Saturday, March 4, 2017
Tragedy on a small but universal scale
Akhil sharma's story if you sing for me like that included in the 1990s section of 100 years of the best american short stories is surprising on a number of levels - first one of the few stories by a male writer from a female pov that feels lived and credible and not like a stunt. Second it's interesting to note in the intro passage that this story was rejected w form letters from a # of prominent lit mags. Do they even read what they receive? Or was there an innate bias at the time against publishing a story set in contemporary India?(today that would be a plus). Simply put the story is an older woman's look back at her married life and explaining how it is that she has never loved her husband.

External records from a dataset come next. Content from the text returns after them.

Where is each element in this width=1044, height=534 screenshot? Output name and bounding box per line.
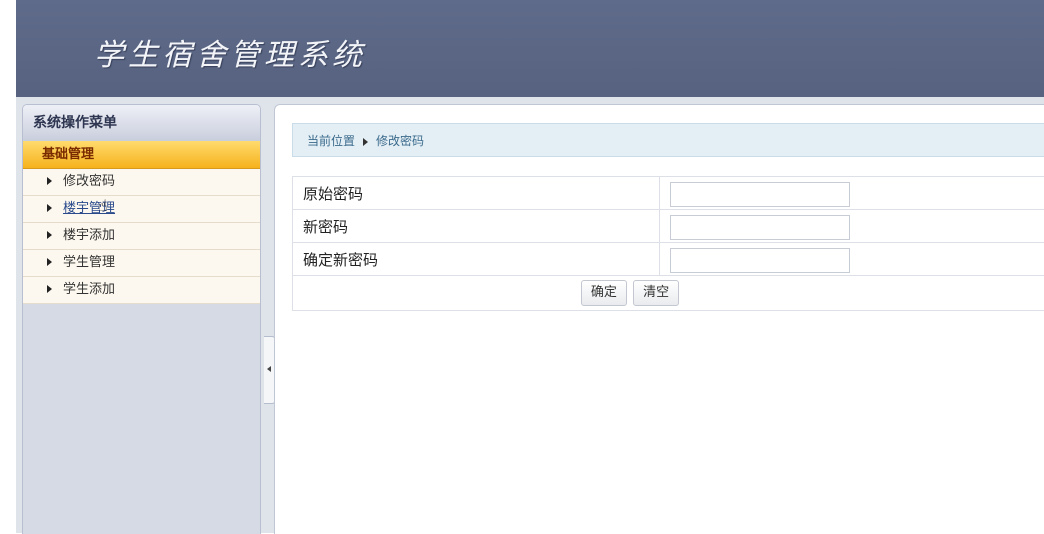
old-password-input[interactable] <box>670 182 850 207</box>
header-banner: 学生宿舍管理系统 <box>16 0 1044 97</box>
sidebar-item-label: 学生管理 <box>63 255 115 270</box>
sidebar-item-change-password[interactable]: 修改密码 <box>23 169 260 196</box>
new-password-label: 新密码 <box>293 210 660 243</box>
triangle-right-icon <box>47 177 52 185</box>
reset-button[interactable]: 清空 <box>633 280 679 306</box>
form-button-row: 确定 清空 <box>293 276 1044 311</box>
hand-cursor-icon: ☝ <box>98 197 112 215</box>
triangle-right-icon <box>47 204 52 212</box>
sidebar-item-label: 楼宇添加 <box>63 228 115 243</box>
breadcrumb-current: 修改密码 <box>376 134 424 148</box>
form-row: 新密码 <box>293 210 1044 243</box>
sidebar-item-building-add[interactable]: 楼宇添加 <box>23 223 260 250</box>
sidebar: 系统操作菜单 基础管理 修改密码 楼宇管理 楼宇添加 学生管理 学生添加 <box>22 104 261 534</box>
sidebar-item-label: 修改密码 <box>63 174 115 189</box>
new-password-input[interactable] <box>670 215 850 240</box>
form-row: 原始密码 <box>293 177 1044 210</box>
password-form: 原始密码 新密码 确定新密码 确定 清空 <box>292 176 1044 311</box>
triangle-right-icon <box>363 138 368 146</box>
sidebar-item-student-manage[interactable]: 学生管理 <box>23 250 260 277</box>
sidebar-item-building-manage[interactable]: 楼宇管理 <box>23 196 260 223</box>
sidebar-title: 系统操作菜单 <box>23 105 260 141</box>
menu-group-basic[interactable]: 基础管理 <box>23 141 260 169</box>
triangle-right-icon <box>47 285 52 293</box>
breadcrumb: 当前位置 修改密码 <box>292 123 1044 157</box>
old-password-label: 原始密码 <box>293 177 660 210</box>
triangle-right-icon <box>47 231 52 239</box>
sidebar-item-label: 学生添加 <box>63 282 115 297</box>
confirm-password-label: 确定新密码 <box>293 243 660 276</box>
app-title: 学生宿舍管理系统 <box>94 30 366 74</box>
sidebar-item-student-add[interactable]: 学生添加 <box>23 277 260 304</box>
confirm-password-input[interactable] <box>670 248 850 273</box>
submit-button[interactable]: 确定 <box>581 280 627 306</box>
form-row: 确定新密码 <box>293 243 1044 276</box>
triangle-left-icon <box>267 366 271 372</box>
app-frame: 学生宿舍管理系统 系统操作菜单 基础管理 修改密码 楼宇管理 楼宇添加 学生管理… <box>16 0 1044 533</box>
triangle-right-icon <box>47 258 52 266</box>
breadcrumb-prefix: 当前位置 <box>307 134 355 148</box>
main-panel: 当前位置 修改密码 原始密码 新密码 确定新密码 确定 清空 <box>274 104 1044 534</box>
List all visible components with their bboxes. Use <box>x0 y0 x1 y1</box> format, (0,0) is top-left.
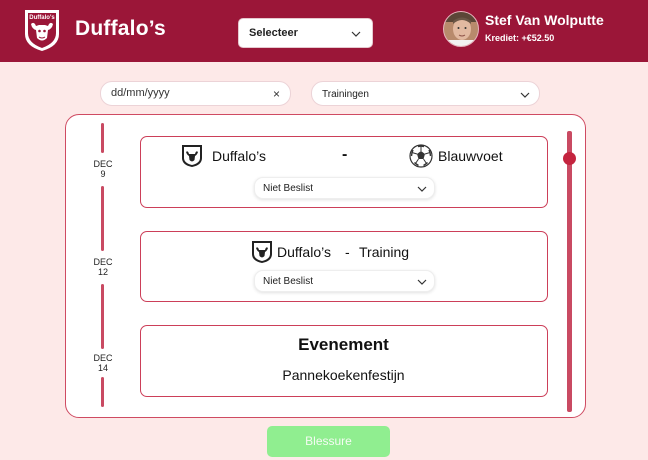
date-day: 14 <box>97 363 108 373</box>
brand-title: Duffalo’s <box>75 17 166 40</box>
activity-type-label: Trainingen <box>322 89 369 100</box>
date-input[interactable] <box>111 87 261 99</box>
event-date: DEC 9 <box>84 159 122 179</box>
away-team: Blauwvoet <box>438 148 503 164</box>
home-team: Duffalo’s <box>212 148 266 164</box>
timeline-line <box>101 284 104 349</box>
team-name: Duffalo’s <box>277 244 331 260</box>
date-day: 12 <box>97 267 108 277</box>
date-month: DEC <box>93 353 113 363</box>
chevron-down-icon <box>520 92 530 98</box>
event-list-panel: DEC 9 DEC 12 DEC 14 Duffalo’s - Blauwvoe… <box>65 114 586 418</box>
event-name: Pannekoekenfestijn <box>282 367 405 383</box>
date-month: DEC <box>93 159 113 169</box>
training-card[interactable]: Duffalo’s - Training Niet Beslist <box>140 231 548 302</box>
chevron-down-icon <box>417 279 427 285</box>
soccer-ball-icon <box>409 144 433 168</box>
chevron-down-icon <box>351 31 361 37</box>
chevron-down-icon <box>417 186 427 192</box>
event-date: DEC 12 <box>84 257 122 277</box>
activity-type-select[interactable]: Trainingen <box>311 81 540 106</box>
event-card[interactable]: Evenement Pannekoekenfestijn <box>140 325 548 397</box>
timeline-line <box>101 123 104 153</box>
clear-icon[interactable]: × <box>273 87 280 101</box>
date-month: DEC <box>93 257 113 267</box>
attendance-select[interactable]: Niet Beslist <box>254 270 435 292</box>
timeline-line <box>101 186 104 251</box>
top-header: Duffalo's Duffalo’s Selecteer Stef Van W… <box>0 0 648 62</box>
date-day: 9 <box>100 169 106 179</box>
scrollbar-thumb[interactable] <box>563 152 576 165</box>
team-select[interactable]: Selecteer <box>238 18 373 48</box>
attendance-select-label: Niet Beslist <box>263 183 314 194</box>
user-avatar-icon <box>444 12 478 46</box>
match-card[interactable]: Duffalo’s - Blauwvoet Niet Beslist <box>140 136 548 208</box>
credit-balance: Krediet: +€52.50 <box>485 33 555 43</box>
timeline-line <box>101 377 104 407</box>
injury-button-label: Blessure <box>305 434 352 448</box>
attendance-select-label: Niet Beslist <box>263 276 314 287</box>
team-select-label: Selecteer <box>249 27 298 39</box>
avatar[interactable] <box>443 11 479 47</box>
attendance-select[interactable]: Niet Beslist <box>254 177 435 199</box>
user-name: Stef Van Wolputte <box>485 12 604 28</box>
date-filter[interactable]: × <box>100 81 291 106</box>
logo-text: Duffalo's <box>29 15 55 21</box>
versus-separator: - <box>342 146 348 163</box>
event-type: Training <box>359 244 410 260</box>
injury-button[interactable]: Blessure <box>267 426 390 457</box>
scrollbar-track[interactable] <box>567 131 572 412</box>
title-separator: - <box>345 244 350 260</box>
duffalos-logo-icon <box>252 241 272 263</box>
duffalos-logo-icon[interactable]: Duffalo's <box>22 8 62 52</box>
duffalos-logo-icon <box>182 145 202 167</box>
event-title: Evenement <box>298 335 389 354</box>
event-date: DEC 14 <box>84 353 122 373</box>
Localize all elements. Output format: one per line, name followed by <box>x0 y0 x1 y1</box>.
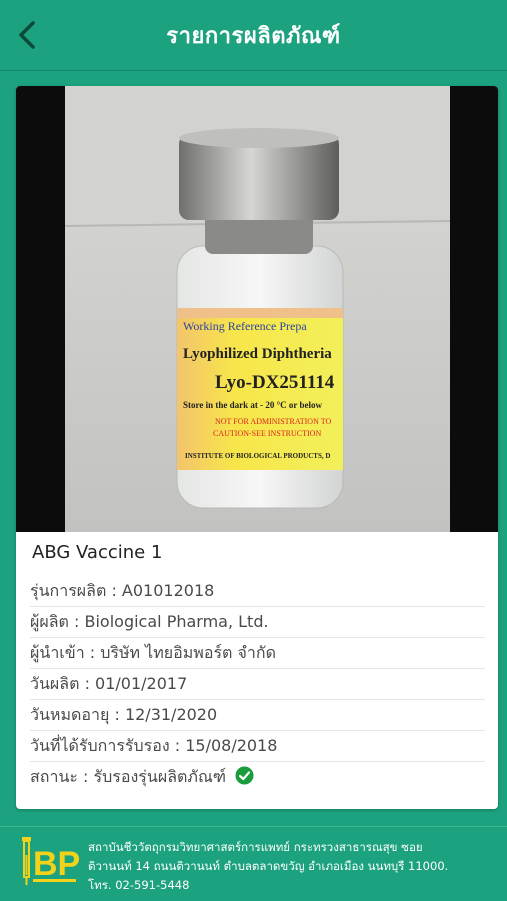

It's in some ways a denunciation of arranged marriages but it's much more - it's also a harrowing examination of a cold marriage that to outsider may seem a success and it's a look a the kind of oppression - not violence or crudity or deprivation but just plain dominance and the crushing of spirit - that millions of women accommodate to in order to get along and meet societal and family's expectations. In other words the story of a sad and diminished life. I don't know if women readers can embrace this story; there's a sadness and maybe an irony in that a man wrote this story about the crushing of a woman's spirit. Either way though the story stands on its own - an Indian short story version of madame Bovary or mrs dalloway - without the rebellion or tragic ending. It's tragedy on a small, but universal, stage scale - all the more intense for that.